Lately, I've been paying a great deal of attention to the news. With the bombings in Boston, international travel on the horizon, and a Future Husband already abroad, I've been keeping a closer eye on the news than I might otherwise.
And it has been making me angry.
Bangladesh, where Future Husband is, is the best example of my anger, for the time being. Putting aside, for a minute, the protests, threats, and deaths caused by political strife that have been ignored for months -- there is news in that country which has gone wholly unnoticed. Yesterday, a building collapsed. A building full of people. Factory workers. It's honestly something out of the 1920s, before unionization and standards for working conditions here in the United States.
As of now, 238 people have died. Thousands more are trapped within the building.
And I haven't heard about it once. At I listen to NPR every morning, I listen to Democracy Now while I'm at the gym. I read the NYTimes -- but even there, which generally covers everything, the story was buried. I'm not saying that I'm the end all the be all resource on news, or that even what I think should be reported, should be reported -- but I think that the deaths of over 200 people begs some reporting, begs some mention on the front page of something.
Maybe as things develop then maybe there will be more reports. A fire which happened in a factory in December got lots of press. Maybe it'll just take time. But I suppose that's some of my objection -- there shouldn't be a delay.
Bangladesh is a tremendously poor country. They have some of the lowest wages in the entire world -- and as a result, they make a lot of our clothing. Have you ever bought anything at H+M? Because it was probably made in Bangladesh.
I don't have a big problem with this. I'm not a labor economist, it's not my job to make rules or suggestions about how a country should make economic policy or determine wage rules.
However, I am a human. I am a citizen of the world. And I am able to say: at the very least, these people should be able to go to work without fear of being crushed to death or dying in a fire. There should be working standards. Even if, for me, that means paying $10 instead of $5 for a shirt.
In fact, I'm saying that I would do so happily.
This is a separate issue, however. What I think about working standards is an issue for another day, and issue for another person, in all probability.
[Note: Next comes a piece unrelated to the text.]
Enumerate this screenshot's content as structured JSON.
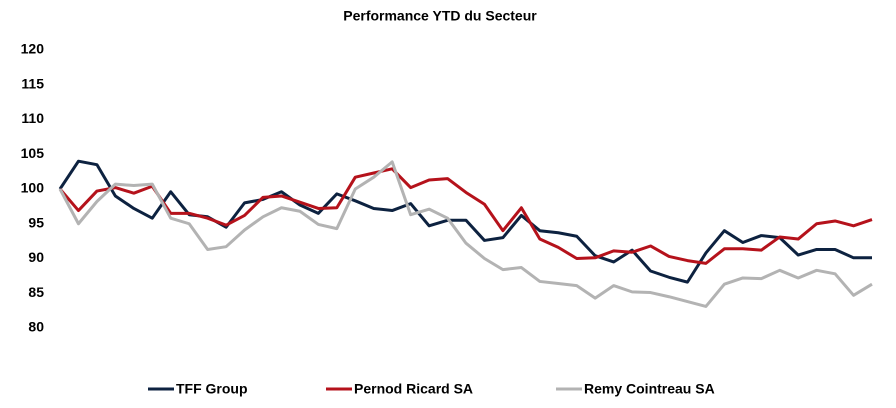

However, why is it that this story is buried? Why is it that the deaths of these people are worth less? Is it because Bangladesh is not a country which we, as Americans, often think about? [As an aside, someone asked me about a month ago, with not joking, if I was excited to visit South America...] I really don't understand it, and its just making me angry.
I understand that it's just news, and really just reporting on it has limited effects, but why is it that we can't even seem to do that?